Ведь так же можно упустить жизнь, свет, будущее..."
Где-то далеко-далеко шмыгнула мысль: "Ты с ума сошел! Это же _оно_ и
есть -- _его_газ_! Разве можно?..", но могучее чувство подхватило меня,
повернуло лицом к окнам, к собравшимся, к миру... Я раскрыл рот. Я поднял
руку. Я шагнул вперед... Но тут -- совершенно неожиданно -- меня опередил
дядя Костя. Инженерных войск генерал Константин Флегонтович Тузов...
Генерал оказался, по-видимому, более энергичным "реципиентом" этого
газа, нежели все мы. Я изумился, когда он вдруг крякнул на своем стуле. Я не
узнал генерала. Фельдфебельский нос его шевелился от возбуждения, рыжие усы
топорщились. В маленьких глазах под мощными бровями вспыхивали небывалые
огни.
-- Эх! -- крякнул он вдруг и махнул рукой, "была не была", обращаясь к
Анне Георгиевне. -- Слушай-ка, что я тебе скажу, Нюта!.. Смотрю я вот
сейчас, знаешь ты, на них... На именинницу нашу дорогую, да на Павла свет
Николаевича вот этого... Смотрю, говорю те бе, и думаю: "А ведь -- дураки!

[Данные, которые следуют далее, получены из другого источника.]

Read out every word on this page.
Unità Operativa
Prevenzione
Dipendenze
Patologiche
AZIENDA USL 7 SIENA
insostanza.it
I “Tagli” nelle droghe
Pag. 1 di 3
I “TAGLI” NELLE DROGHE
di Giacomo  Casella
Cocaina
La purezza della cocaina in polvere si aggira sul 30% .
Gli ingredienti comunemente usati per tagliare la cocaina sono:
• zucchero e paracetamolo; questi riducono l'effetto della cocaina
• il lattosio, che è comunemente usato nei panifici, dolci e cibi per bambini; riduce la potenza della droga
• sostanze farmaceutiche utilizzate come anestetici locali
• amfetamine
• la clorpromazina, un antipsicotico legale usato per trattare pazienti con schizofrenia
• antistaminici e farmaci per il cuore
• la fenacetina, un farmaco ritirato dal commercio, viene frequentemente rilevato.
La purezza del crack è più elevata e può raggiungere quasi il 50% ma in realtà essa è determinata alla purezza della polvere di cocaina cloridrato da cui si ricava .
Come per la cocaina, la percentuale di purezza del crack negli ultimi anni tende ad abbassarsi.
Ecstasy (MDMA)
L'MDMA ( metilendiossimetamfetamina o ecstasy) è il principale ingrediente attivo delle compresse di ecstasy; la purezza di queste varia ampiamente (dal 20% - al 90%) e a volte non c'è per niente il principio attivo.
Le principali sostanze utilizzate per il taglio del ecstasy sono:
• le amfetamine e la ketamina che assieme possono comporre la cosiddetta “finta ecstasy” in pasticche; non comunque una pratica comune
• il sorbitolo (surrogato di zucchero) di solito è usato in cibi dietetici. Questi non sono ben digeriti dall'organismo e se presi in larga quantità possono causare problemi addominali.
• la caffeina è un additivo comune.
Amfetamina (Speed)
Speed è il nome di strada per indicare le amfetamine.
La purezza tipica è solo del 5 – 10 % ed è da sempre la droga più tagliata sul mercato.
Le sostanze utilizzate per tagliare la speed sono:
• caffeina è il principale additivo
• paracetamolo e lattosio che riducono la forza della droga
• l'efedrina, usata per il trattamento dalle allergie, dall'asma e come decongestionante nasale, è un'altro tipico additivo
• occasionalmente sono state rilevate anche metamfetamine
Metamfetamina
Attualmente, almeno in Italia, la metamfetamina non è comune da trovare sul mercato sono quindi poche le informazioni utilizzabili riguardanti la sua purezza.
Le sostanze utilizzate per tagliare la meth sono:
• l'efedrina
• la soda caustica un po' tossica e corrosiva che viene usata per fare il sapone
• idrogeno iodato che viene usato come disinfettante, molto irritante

Ох, дуралеи!.." Ну чего они ждут? Что хотят выиграть, объясни мне это?
Гляди: оба молоды. Гляди: оба -- кровь с молоком, веселы, здоровы, жизнь
кипит!.. Хороши собой оба. Так объясни ты мне -- чего же им, болванам, не
хватает? Молчи! Отвечай мне сама, Лизок! Прямо, не виляя, по-военному... По
сердцу тебе сей вьюнош честной? По сердцу! Замуж -- пора тебе? Скажу сам:
давно пора! Так чего же вам прикидывать, чего скаредничать? Кому это нужно?
Живете бок о бок, во цвете лет... Так чт о же вы?
По комнате пробежал как бы электрический разряд -- испуг, трепет,
возмущение, согласие... А Лизаветочка... Нет, Лизаветочка не опустила снова
глаз в колени, как сделала бы вчера, как сделала бы час назад. Она не
вспыхнула, не упала в обморок, не выбежала в прихожую... Она вдруг
выпрямилась, подняла голову и большими, широко открытыми глазами уставилась
на дядю.
-- Да, дядя Костя, -- негромко, но очень внятно проговорила она,
чуть-чуть бледнея, и Раичка Бернштам заломила руки в уголку на диване,
впившись в подругу с жадным восторгом. -- Да... Ты -- верно... Только...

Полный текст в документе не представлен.